Un an plus tard, en 2020, des escrocs ont utilisé des deepfake pour voler jusqu’à 35 000 000 $ à une société japonaise anonyme (le nom de la société et le montant total des objets volés n’ont pas été révélés par l’enquête).

On ne connaît pas les solutions (open source, payantes ou même les leurs) que les escrocs ont utilisé pour simuler la voix, mais dans les deux affaires ci-dessus, les entreprises ont clairement et fortement impactées par la fraude au deepfake.

Étapes suivantes

Les avis divergent quant à l’avenir des  » deepfakes « . Actuellement, la plupart de ces technologies sont entre les mains de grandes entreprises et leur disponibilité pour le public est limitée. Mais comme le montre l’histoire des modèles génératifs beaucoup plus populaires tels que DALL-E, Midjourney et Stable Diffusion, et plus encore celle des grands modèles linguistiques (ChatGPT, vous connaissez ?), des technologies similaires pourraient bien être mise à disposition dans le domaine public dans un avenir proche. C’est ce que confirme une récente fuite de correspondance interne de Google, dans laquelle des représentants du géant d’Internet craignent de perdre la course à l’IA au profit de solutions ouvertes. Il en résultera évidemment une augmentation de l’utilisation des deepfake vocaux, notamment à des fins frauduleuses.

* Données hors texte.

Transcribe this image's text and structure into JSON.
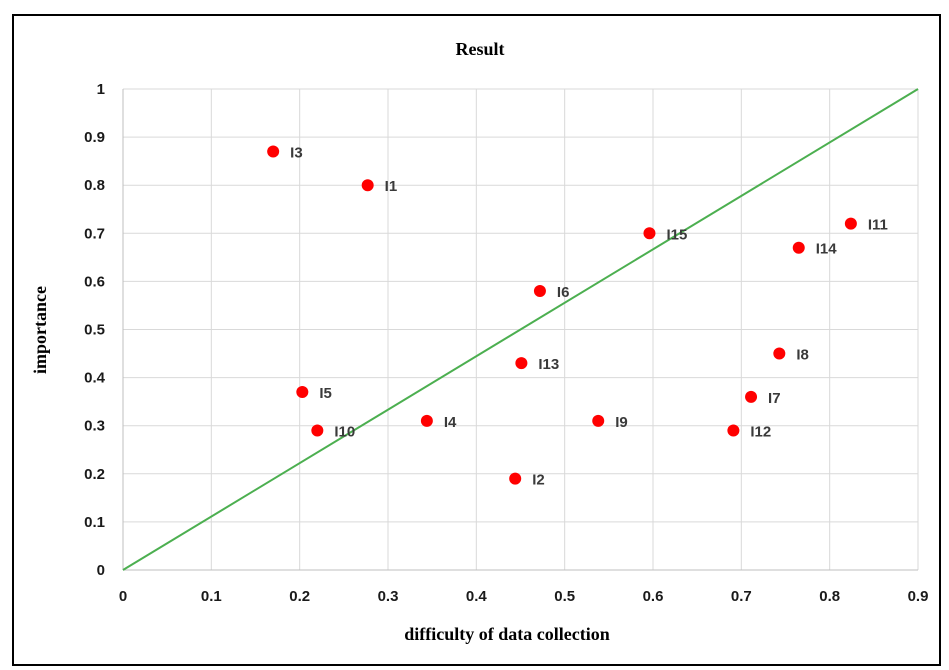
{
  "chart_data": {
    "type": "scatter",
    "title": "Result",
    "xlabel": "difficulty of data collection",
    "ylabel": "importance",
    "xlim": [
      0,
      0.9
    ],
    "ylim": [
      0,
      1
    ],
    "xticks": [
      "0",
      "0.1",
      "0.2",
      "0.3",
      "0.4",
      "0.5",
      "0.6",
      "0.7",
      "0.8",
      "0.9"
    ],
    "yticks": [
      "0",
      "0.1",
      "0.2",
      "0.3",
      "0.4",
      "0.5",
      "0.6",
      "0.7",
      "0.8",
      "0.9",
      "1"
    ],
    "grid": true,
    "legend": "none",
    "point_color": "#ff0000",
    "line_color": "#4caf50",
    "reference_line": {
      "x": [
        0,
        0.9
      ],
      "y": [
        0,
        1
      ]
    },
    "points": [
      {
        "label": "I1",
        "x": 0.277,
        "y": 0.8
      },
      {
        "label": "I2",
        "x": 0.444,
        "y": 0.19
      },
      {
        "label": "I3",
        "x": 0.17,
        "y": 0.87
      },
      {
        "label": "I4",
        "x": 0.344,
        "y": 0.31
      },
      {
        "label": "I5",
        "x": 0.203,
        "y": 0.37
      },
      {
        "label": "I6",
        "x": 0.472,
        "y": 0.58
      },
      {
        "label": "I7",
        "x": 0.711,
        "y": 0.36
      },
      {
        "label": "I8",
        "x": 0.743,
        "y": 0.45
      },
      {
        "label": "I9",
        "x": 0.538,
        "y": 0.31
      },
      {
        "label": "I10",
        "x": 0.22,
        "y": 0.29
      },
      {
        "label": "I11",
        "x": 0.824,
        "y": 0.72
      },
      {
        "label": "I12",
        "x": 0.691,
        "y": 0.29
      },
      {
        "label": "I13",
        "x": 0.451,
        "y": 0.43
      },
      {
        "label": "I14",
        "x": 0.765,
        "y": 0.67
      },
      {
        "label": "I15",
        "x": 0.596,
        "y": 0.7
      }
    ]
  }
}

L’étape la plus prometteuse dans le développement des deepfake est la génération en temps réel, qui assurera la croissance explosive des deepfake (et de la fraude qui en découle). Vous imaginez un appel vidéo avec une personne dont le visage et la voix sont totalement faux ? Néanmoins, ce niveau de traitement des données nécessite d’énormes ressources disponibles uniquement pour les grandes entreprises, les meilleures technologies resteront privées et les fraudeurs ne parviendront pas à suivre le rythme des professionnels. Le niveau de qualité élevé permettra également aux utilisateurs d’apprendre à reconnaître facilement les imitations.

Comment vous protéger ?

Revenons à notre toute première question : pouvons-nous faire confiance aux voix que nous entendons (si ce ne sont pas les voix dans notre tête) ? Il est sans doute excessif d’être paranoïaque en permanence et d’inventer des mots de code secrets à utiliser avec ses amis et sa famille ; toutefois, dans des situations plus graves, une telle paranoïa peut s’avérer appropriée. Si tout évolue selon le scénario pessimiste, la technologie deepfake entre les mains d’escrocs pourrait devenir une arme redoutable à l’avenir, mais il est encore temps de se préparer et de mettre au point des méthodes fiables de protection contre les contrefaçons : les recherches sur les deepfake sont déjà nombreuses, et les grandes entreprises développent des solutions de sécurité. En fait, nous avons déjà abordé en détail les moyens de lutter contre les deepfake vidéo dans cet article.

Pour l’instant, la protection contre les contrefaçons générées par IA n’en est qu’à ses débuts. Il est donc important de garder à l’esprit que les deepfake ne sont qu’une autre forme d’ingénierie sociale avancée. Le risque d’être victime d’une fraude de ce type est faible, mais il existe tout de même, et il vaut donc la peine de le connaître et de le garder à l’esprit. Si vous recevez un appel étrange, prêtez attention à la qualité du son. Le ton est-il monotone, inintelligible, ou y a-t-il des bruits inhabituels ? Vérifiez toujours les informations par d’autres moyens et n’oubliez pas que la surprise et n’oubliez pas que les escrocs comptent le plus sur la surprise et la panique.